Design for the Mobile Web’s Ubiquity

A Lengthy Introduction

I was casually browsing my Twitter stream the other day, and someone posted a link to a blog post on doctyper.com which when loaded, made me realize another downside to imitate native UIs in the mobile web.

I should make it clear first, that I don’t intend to pick on doctyper or its developer, it just happens to be popular enough that I stumbled upon it. Everything I say here is general enough to apply to almost all native-imitation-style mobile web apps.

Here’s what I saw when the page finished loading:

My first problem with this came up when the content started rendering and I tried to scroll. Because doctyper uses custom, Javascript-based scrolling (A topic I discuss in more detail here) and because the javascript hadn’t finished parsing and executing, my touches weren’t captured. Instead, the page scrolled as-is and the top and bottom black site bars along with the content all static and moving together. I released my finger, tried again, and it finally kicked in.

Not a problem native developers have to deal with.

The second problem came up when I started scrolling. I don’t know about you, but I don’t like small, confined spaces. And on this site, I felt very claustrophobic. To see what I mean, let’s deconstruct the screenshot into its various elements. Labels on the left represent the component that drew them, and the labels on the right show their pixel height:

Of the 960 pixels of real estate, 520 were used for content. In other words, 46% of the space was information and visual clutter that had nothing to do with the content.

Sometimes web developers seem to be more concerned with the frame than the painting. Haven’t we learned anything from Microsoft?

  Image courtesy of  pcadvisor.co.uk
Image courtesy of  pcadvisor.co.uk

The Assumption

My assumption is that people who design and develop these native-imitation style mobile web apps are doing so in the void of MobileSafari, ignoring the ubiquity of the web. The whole point of building a web app is to leverage its strengths. One the main strengths is the web’s ubiquity.

The ubiquity of the web means you can’t guess where and how people will be using your web app. The best you can do is come up with a flexible design language that will adapt to screen sizes, form factors, and input mechanisms. Unless you’re building a hybrid app – combining web views within native wrappers – where you can presume the dimensions and access points, designing for a specific form-factor/use-case will indubitably lead to situations like the one discussed earlier.

The Addendum

Having said all that, some of you may be wondering why you would build an app-like experience on the mobile web at all. I did just spend 400 words telling you why it was a bad idea afterall. Well, let me tell you about another experience I recently had with the mobile web.

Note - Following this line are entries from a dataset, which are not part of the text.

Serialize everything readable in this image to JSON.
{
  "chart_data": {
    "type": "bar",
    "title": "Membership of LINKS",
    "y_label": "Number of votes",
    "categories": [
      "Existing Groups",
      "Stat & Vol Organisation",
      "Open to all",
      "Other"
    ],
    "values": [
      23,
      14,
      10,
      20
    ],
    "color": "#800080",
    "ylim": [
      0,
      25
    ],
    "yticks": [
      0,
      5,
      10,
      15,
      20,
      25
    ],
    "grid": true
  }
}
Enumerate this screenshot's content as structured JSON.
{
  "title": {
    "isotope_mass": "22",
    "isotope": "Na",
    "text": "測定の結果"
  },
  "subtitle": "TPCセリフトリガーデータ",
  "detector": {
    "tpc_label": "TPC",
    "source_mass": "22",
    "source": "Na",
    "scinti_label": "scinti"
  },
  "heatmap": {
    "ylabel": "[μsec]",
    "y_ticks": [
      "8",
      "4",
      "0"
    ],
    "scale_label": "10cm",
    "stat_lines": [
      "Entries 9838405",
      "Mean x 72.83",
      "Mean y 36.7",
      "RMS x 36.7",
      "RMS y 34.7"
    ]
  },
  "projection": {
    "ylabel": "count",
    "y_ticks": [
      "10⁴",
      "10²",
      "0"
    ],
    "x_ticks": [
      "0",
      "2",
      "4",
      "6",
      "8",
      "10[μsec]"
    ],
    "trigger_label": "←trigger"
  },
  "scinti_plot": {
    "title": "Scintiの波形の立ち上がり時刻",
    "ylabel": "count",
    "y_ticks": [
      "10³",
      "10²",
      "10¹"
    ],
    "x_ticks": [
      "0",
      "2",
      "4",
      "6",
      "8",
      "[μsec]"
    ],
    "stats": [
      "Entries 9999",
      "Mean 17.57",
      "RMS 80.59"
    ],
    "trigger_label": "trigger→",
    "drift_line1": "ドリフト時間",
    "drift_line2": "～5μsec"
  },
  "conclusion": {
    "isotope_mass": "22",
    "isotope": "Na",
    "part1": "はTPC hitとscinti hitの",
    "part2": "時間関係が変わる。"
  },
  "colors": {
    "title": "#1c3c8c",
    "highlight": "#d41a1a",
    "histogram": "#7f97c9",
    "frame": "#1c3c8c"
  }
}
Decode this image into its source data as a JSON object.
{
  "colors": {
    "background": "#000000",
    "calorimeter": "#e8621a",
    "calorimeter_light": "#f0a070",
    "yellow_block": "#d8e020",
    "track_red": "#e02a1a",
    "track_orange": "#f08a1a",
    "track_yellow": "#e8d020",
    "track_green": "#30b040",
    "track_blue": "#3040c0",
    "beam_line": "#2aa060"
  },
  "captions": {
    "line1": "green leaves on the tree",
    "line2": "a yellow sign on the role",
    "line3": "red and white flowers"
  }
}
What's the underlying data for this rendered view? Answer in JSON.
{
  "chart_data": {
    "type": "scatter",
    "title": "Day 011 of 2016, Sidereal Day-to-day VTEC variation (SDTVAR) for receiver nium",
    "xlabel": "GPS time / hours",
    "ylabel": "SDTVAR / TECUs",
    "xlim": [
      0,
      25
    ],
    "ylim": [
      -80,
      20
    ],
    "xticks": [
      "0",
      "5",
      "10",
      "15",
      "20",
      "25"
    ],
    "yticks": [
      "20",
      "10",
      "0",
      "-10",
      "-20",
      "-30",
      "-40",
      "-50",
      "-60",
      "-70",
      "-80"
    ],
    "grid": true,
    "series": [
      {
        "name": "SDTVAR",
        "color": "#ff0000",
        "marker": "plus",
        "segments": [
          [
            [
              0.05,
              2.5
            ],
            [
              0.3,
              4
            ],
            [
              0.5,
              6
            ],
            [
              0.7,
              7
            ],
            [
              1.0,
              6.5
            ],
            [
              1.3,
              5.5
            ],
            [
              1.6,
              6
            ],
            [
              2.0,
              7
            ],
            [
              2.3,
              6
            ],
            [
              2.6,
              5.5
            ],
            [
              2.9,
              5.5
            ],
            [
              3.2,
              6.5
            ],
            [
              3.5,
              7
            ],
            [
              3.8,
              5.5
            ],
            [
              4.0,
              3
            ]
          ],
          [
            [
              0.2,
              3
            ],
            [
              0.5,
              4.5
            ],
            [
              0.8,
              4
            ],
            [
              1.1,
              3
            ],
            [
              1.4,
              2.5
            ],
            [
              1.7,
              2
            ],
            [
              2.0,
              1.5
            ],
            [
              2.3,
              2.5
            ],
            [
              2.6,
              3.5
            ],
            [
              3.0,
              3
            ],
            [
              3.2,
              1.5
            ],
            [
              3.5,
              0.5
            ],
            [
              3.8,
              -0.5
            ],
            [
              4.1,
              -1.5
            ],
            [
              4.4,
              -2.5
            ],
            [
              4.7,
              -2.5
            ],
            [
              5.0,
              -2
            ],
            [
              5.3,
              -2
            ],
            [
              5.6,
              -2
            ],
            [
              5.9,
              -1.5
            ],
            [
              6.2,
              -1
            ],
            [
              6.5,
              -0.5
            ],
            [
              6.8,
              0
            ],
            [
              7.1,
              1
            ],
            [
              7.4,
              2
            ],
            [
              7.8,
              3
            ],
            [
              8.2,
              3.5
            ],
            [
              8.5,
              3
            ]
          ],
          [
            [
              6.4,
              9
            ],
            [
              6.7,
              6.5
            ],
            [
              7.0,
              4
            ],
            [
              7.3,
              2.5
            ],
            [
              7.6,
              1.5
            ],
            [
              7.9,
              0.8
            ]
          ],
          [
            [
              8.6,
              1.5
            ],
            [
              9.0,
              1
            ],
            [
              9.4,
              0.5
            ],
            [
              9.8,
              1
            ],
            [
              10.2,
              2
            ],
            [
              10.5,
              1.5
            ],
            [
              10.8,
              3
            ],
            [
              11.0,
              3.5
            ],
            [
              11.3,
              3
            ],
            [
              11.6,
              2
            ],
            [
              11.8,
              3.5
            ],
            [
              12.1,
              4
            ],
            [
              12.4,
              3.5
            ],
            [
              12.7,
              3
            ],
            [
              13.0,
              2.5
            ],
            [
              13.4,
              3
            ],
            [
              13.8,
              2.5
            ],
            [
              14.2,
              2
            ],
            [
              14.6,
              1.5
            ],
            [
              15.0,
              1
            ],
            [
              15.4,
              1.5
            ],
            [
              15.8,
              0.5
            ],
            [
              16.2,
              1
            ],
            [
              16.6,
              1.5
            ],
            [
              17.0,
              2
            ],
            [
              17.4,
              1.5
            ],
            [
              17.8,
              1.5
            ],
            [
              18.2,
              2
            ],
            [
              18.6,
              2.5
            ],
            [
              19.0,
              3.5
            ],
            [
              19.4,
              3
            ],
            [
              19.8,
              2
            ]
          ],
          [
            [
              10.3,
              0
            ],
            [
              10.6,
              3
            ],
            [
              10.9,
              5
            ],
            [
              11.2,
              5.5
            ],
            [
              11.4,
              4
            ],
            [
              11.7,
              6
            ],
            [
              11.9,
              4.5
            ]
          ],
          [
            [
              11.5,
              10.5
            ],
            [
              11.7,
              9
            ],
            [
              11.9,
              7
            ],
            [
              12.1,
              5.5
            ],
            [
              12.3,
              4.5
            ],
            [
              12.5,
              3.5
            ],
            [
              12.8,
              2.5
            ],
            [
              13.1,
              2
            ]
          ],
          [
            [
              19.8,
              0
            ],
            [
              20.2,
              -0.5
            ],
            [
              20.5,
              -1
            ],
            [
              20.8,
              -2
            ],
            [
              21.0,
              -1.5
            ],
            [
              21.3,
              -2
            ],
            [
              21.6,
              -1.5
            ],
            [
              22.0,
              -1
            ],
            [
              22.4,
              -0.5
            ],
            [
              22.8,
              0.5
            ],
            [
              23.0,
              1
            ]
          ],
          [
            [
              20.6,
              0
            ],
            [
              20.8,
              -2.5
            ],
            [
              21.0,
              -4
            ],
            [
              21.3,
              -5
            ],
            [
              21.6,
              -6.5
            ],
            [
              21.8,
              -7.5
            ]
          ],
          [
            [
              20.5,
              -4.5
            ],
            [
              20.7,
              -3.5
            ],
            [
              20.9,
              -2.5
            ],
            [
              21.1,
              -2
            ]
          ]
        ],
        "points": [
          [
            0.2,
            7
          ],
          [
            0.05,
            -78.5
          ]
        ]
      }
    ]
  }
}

  A screenshot of the mobile Twitter app, running inside of Campfire.
A screenshot of the mobile Twitter app, running inside of Campfire.

John Gruber, being the fan of @counternotions that he is, linked to one of his tweets recently. As I was browsing the feed, the mobile Twitter app loaded and I was pleasantly surprised. 1 I was expecting the basic HTML page to load that showed the tweet, the person’s avatar, and a couple of buttons. Instead, a rich UI was loaded which let me fave the tweet, see the conversation leading to it, and quickly switch over to my main timeline. 15 minutes later, I realized that I was still in the embedded web view of Reeder, lost in a sea of poop jokes and kittens.

The takeaway is, I was under-promised and over-delivered, and that’s what we ought to aim for. Mobile web apps should delight our users, not frustrate them.